In the investigated mixtures, H-bonds associated with HBA–HBA interactions were not present because of the absence of hydrogen-donor sites. In Mixture 2996, only approximately 60 H-bonds associated with HBD–HBD interactions could be observed at the beginning of the simulation and this number increased to almost 120 over 10 ns (Fig. 4a). This observation suggested that while the interaction between the HBD (stearic acid) molecules in Mixture 2996 was somewhat favorable, it remained fairly modest. The number of H-bonds associated with HBA–HBD interactions was very low (< 3), indicating there was a poor interaction between 1-hexyl-1,3,3-trimethylthiourea and stearic acid molecules in the mixture. The radial distribution function (RDF) analysis showed a relatively weak interaction between the HBA molecules and a modest interaction between the HBD molecules, as indicated by the peaks at 0.11 nm (Fig. 4b). In Mixture 2996, even though the strength of the HBA–HBD interactions was weak, the HBA–HBA and HBD–HBD interactions were not particularly strong either. Therefore, the ensemble of these weak interactions allowed Mixture 2996 to behave as an ideal mixture (Fig. 3d).
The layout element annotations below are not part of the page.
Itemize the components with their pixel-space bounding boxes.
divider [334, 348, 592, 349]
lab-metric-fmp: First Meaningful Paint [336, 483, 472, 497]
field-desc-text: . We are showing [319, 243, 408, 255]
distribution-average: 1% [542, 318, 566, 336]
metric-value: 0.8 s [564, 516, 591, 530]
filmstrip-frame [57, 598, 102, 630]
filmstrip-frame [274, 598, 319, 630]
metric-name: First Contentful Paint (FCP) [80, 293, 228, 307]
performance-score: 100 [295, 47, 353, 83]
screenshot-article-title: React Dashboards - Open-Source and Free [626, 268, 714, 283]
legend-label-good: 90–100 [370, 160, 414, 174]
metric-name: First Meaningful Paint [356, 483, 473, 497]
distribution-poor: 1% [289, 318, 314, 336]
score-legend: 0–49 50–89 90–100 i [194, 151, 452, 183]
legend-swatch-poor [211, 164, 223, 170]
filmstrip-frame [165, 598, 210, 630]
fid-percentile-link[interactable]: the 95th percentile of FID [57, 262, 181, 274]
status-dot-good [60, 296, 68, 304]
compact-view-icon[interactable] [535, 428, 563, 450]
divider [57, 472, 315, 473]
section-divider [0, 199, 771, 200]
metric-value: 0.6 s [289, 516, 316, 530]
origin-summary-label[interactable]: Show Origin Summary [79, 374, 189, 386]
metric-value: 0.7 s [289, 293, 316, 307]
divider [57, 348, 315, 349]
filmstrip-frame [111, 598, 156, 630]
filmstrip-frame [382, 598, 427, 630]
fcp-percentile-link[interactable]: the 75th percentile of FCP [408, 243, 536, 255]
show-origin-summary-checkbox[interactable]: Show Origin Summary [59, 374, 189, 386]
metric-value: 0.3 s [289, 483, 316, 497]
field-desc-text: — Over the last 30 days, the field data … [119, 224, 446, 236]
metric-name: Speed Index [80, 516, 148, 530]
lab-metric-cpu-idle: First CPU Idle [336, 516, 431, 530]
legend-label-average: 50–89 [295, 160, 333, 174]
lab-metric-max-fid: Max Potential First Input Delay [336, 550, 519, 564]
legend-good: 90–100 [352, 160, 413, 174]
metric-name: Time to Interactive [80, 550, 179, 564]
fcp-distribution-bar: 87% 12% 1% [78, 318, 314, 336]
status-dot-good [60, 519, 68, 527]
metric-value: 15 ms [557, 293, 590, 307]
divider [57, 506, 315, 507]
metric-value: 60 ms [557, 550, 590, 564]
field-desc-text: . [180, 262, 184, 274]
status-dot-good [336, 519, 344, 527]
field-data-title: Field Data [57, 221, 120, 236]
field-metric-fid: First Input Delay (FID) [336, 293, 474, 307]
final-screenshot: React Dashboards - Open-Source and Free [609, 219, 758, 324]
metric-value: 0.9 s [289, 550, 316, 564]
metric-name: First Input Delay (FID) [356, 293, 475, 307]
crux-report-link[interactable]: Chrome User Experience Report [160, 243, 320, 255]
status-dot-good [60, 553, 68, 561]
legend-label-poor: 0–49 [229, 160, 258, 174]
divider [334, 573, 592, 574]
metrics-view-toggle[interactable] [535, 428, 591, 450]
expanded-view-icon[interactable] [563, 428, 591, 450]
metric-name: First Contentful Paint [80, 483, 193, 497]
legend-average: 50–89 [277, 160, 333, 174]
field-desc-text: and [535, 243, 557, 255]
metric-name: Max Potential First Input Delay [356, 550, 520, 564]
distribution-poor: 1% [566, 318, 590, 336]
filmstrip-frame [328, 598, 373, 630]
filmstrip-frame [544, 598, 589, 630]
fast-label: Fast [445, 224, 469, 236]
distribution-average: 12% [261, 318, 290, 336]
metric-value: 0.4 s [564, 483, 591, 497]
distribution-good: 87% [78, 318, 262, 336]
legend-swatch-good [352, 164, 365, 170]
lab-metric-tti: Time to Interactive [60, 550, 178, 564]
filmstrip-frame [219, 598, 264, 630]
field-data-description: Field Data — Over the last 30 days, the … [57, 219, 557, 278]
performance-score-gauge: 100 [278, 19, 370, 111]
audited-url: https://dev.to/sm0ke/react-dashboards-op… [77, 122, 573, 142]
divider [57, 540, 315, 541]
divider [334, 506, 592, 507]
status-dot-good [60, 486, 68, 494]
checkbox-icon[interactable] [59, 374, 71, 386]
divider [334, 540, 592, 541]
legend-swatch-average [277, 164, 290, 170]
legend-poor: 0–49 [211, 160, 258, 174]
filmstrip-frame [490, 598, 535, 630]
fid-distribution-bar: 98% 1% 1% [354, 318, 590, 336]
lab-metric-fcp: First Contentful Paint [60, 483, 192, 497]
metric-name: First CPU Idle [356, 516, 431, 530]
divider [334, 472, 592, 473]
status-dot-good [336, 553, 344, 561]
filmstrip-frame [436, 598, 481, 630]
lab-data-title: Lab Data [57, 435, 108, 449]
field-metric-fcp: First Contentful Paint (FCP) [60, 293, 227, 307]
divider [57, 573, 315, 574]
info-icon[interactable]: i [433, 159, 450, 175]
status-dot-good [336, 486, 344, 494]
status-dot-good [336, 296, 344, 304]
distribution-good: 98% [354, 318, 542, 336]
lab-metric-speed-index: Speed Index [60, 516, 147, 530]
In Mixture 2650, a considerable amount of H-bonds (approximately 500) associated with HBD–HBD interactions could be observed at the beginning of the simulation (Fig. 4c). Within 10 ns, the number of hydrogen bonds had increased to approximately 600. This increase in H-bonds suggested the formation of HBD regions in the mixture, indicating favorable HBD–HBD interactions and less favorable HBA–HBD interactions. Moreover, there were hardly any H-bonds associated with HBA–HBD interactions. The RDF analysis showed a relatively weak interaction between HBA molecules, as indicated by the small peak at 0.11 nm (Fig. 4d). In contrast, the interactions between the HBD molecules were quite strong as indicated by the three large peaks at 0.09–0.11 nm. The strength of the HBA–HBD interactions was substantially lower than that of the HBD–HBD interactions, and thus Mixture 2650 showed a positive deviation from the thermodynamic ideality (Fig. 3e).
Mixture 171 exhibited a markedly high number of H-bonds associated with both HBD–HBD (approximately 800) and HBA–HBD (approximately 600) interactions. The number of H-bonds associated with HBA–HBD interactions appeared to increase over the course of 10 ns, indicating a favorable interaction between the HBA and HBD molecules. The P = O moiety of the tributylphosphine oxide molecule is a good acceptor for H-bonds with the O–H moieties of the erythrose molecule. The RDF analysis showed a few small peaks associated with HBA–HBA and HBD–HBD interactions at 0.09–0.11 nm, indicating that these interactions were not dominant. Although the initial HBD–HBD interactions produced a considerable amount of H-bonds, the ensemble HBA–HBD interactions were favorable and thus led Mixture 171 to undergo a negative deviation from the thermodynamic ideality (Fig. 3f).